In order to limit system modifications to components distal to the scan lens, lenses in the articulating arm were selected such that the magnification, and resulting size of the image formed in the intermediate image plane remained the same. By keeping the magnification unchanged, the source-detector separation distances do not change and modification (as well as associated realignment) of system components proximal to the scan lens is not necessary. The overall length of the articulating arm was limited by the length of the collimated space between lens 1 and the objective. Within this space, the off-axis displacement is translated into an angular deviation which, for longer collimated space lengths, can result in clipping of the transmitted and remitted light. Using longer focal length lenses reduces the angular deviation in the collimated space for a given offset displacement, making them desirable for lens 1 and the objective. However, longer focal length lenses also reduce the system’s photonmigration paths within the tissue. Using larger diameter lenses and mirrors is also beneficial for preventing light clipping. We therefore used 2” diameter lenses and mirrors in the articulating arm.

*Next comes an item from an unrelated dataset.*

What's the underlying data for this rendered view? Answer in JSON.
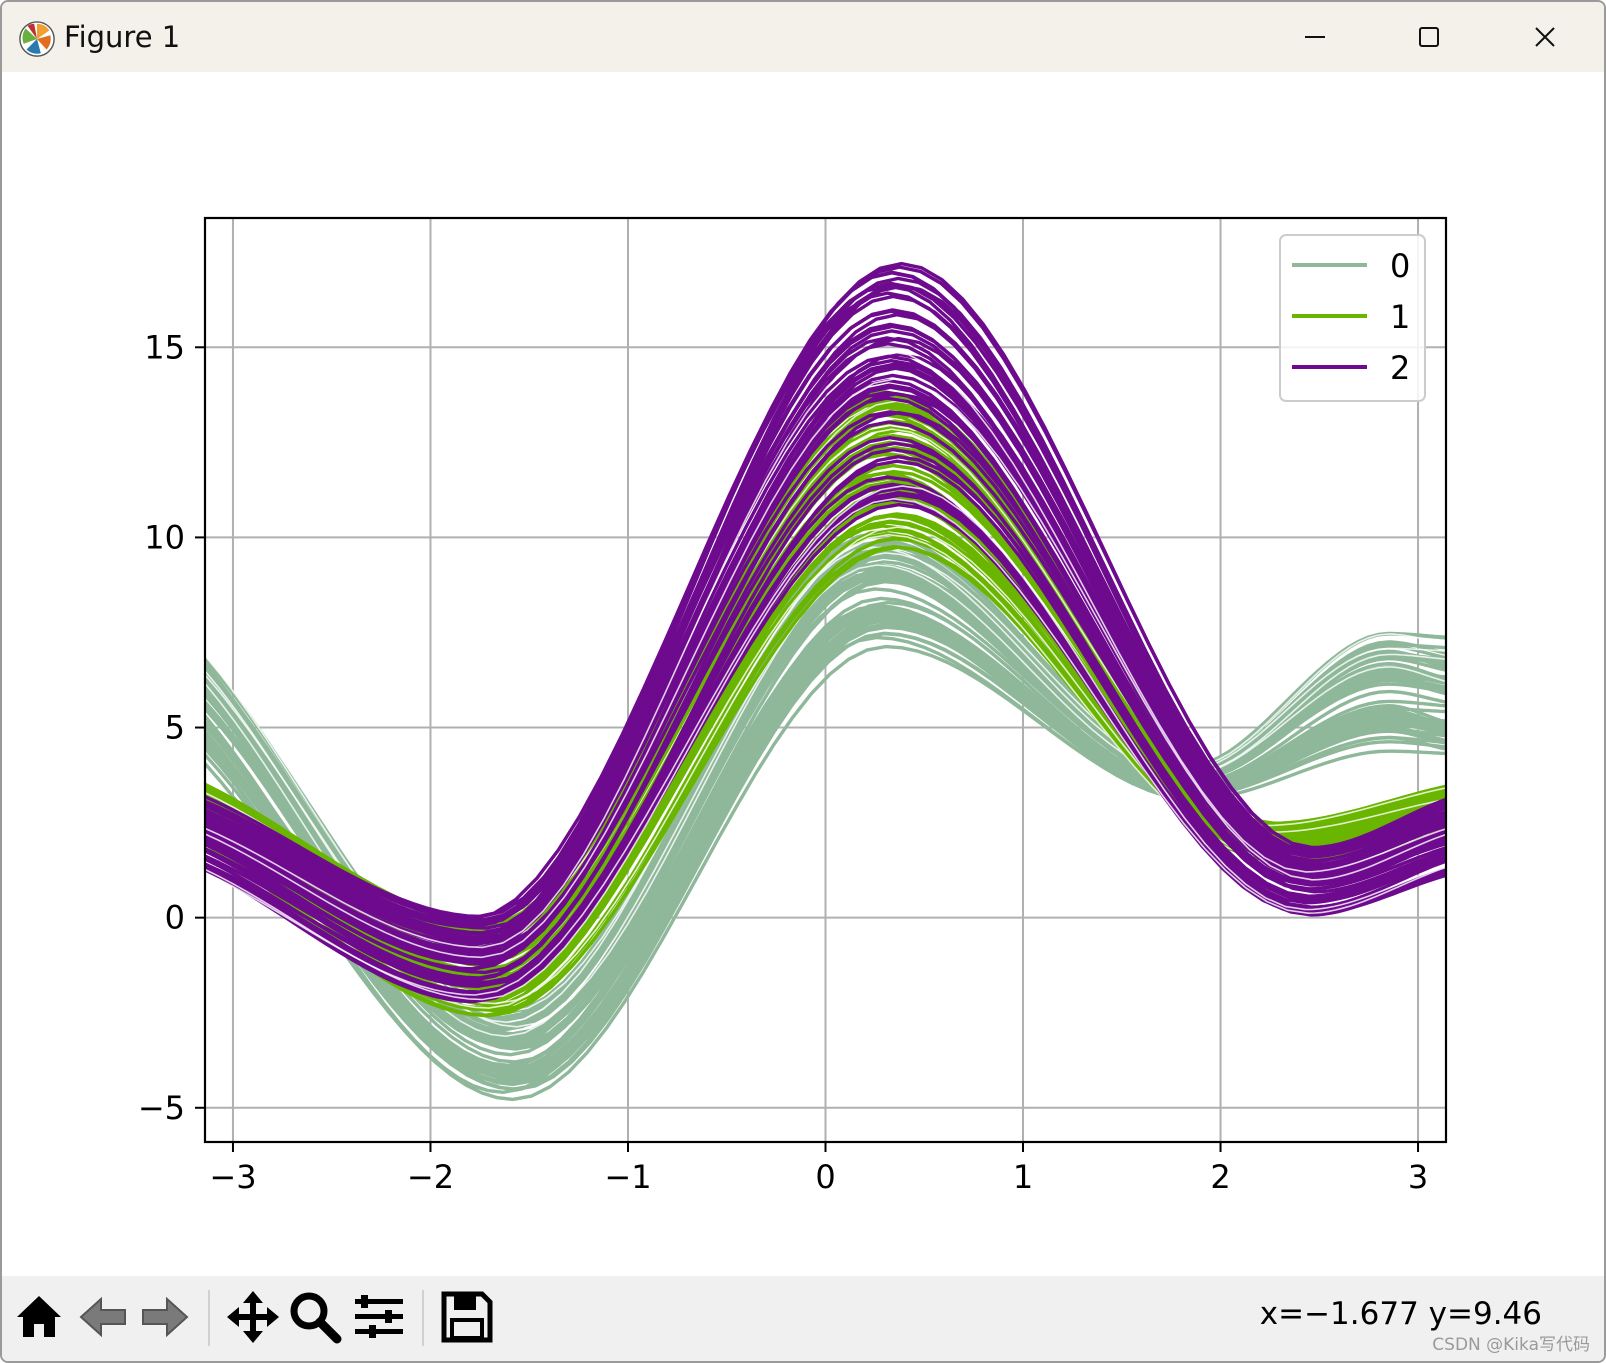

To optimize the optical paths in the system we developed an LOT ray tracing program using Matlab. The program was implemented using geometric optics and the thin lens equation. The path of each ray is updated each time the user changes a system parameter or component. The purpose of the program was to verify how and where clipping might occur for different focal length lenses and under various image acquisition settings. A screen shot of the user interface is shown in Fig. 3(a)
Fig. 3 Screenshots of LOT ray tracing software. (a) Ray tracing for the incident source light (blue), remitted absorption light (red) and emitting fluorescence light (green). All axes are shown in millimeters. (b) Clipping of the incident light is observed when the galvanometer mirrors are rotated during a scan. (c) Clipping of the off-axis returning light during a scan.
. The user can set the diameter and focal length of all lenses, the sizes of the polarizing beam splitter, dichroic beam splitter, and galvanometer mirrors, the number and pitch of the detector channels, the spacing between components, as well as the angle of the galvanometer mirror. In order to animate a one-dimensional sweep, the program increments the angle of the galvanometer mirror through its minimum and maximum values (as determined by the galvanometer voltage setting) updating the ray position for each galvanometer angle. Figure 3(b) illustrates how the simulation can be used to determine that for this lens configuration, clipping of the incident beam will occur when the galvanometers scan to an angle of 6 degrees, corresponding to a field of view of 16 x 16 mm. Visualizing the returning light path reveals that clipping of the returning beam is more restrictive. Figure 3(c) shows that when the galvanometer mirrors are positioned at an angle of 5 degrees, corresponding to a field of view 13.2 x 13.2 mm, the incident light reaches the sample plane, but clipping of the returning light occurs. In order to scan a 13.2 x 13.2 mm field of view, the distance between the tube lens and objective must be reduced to less than 500 mm.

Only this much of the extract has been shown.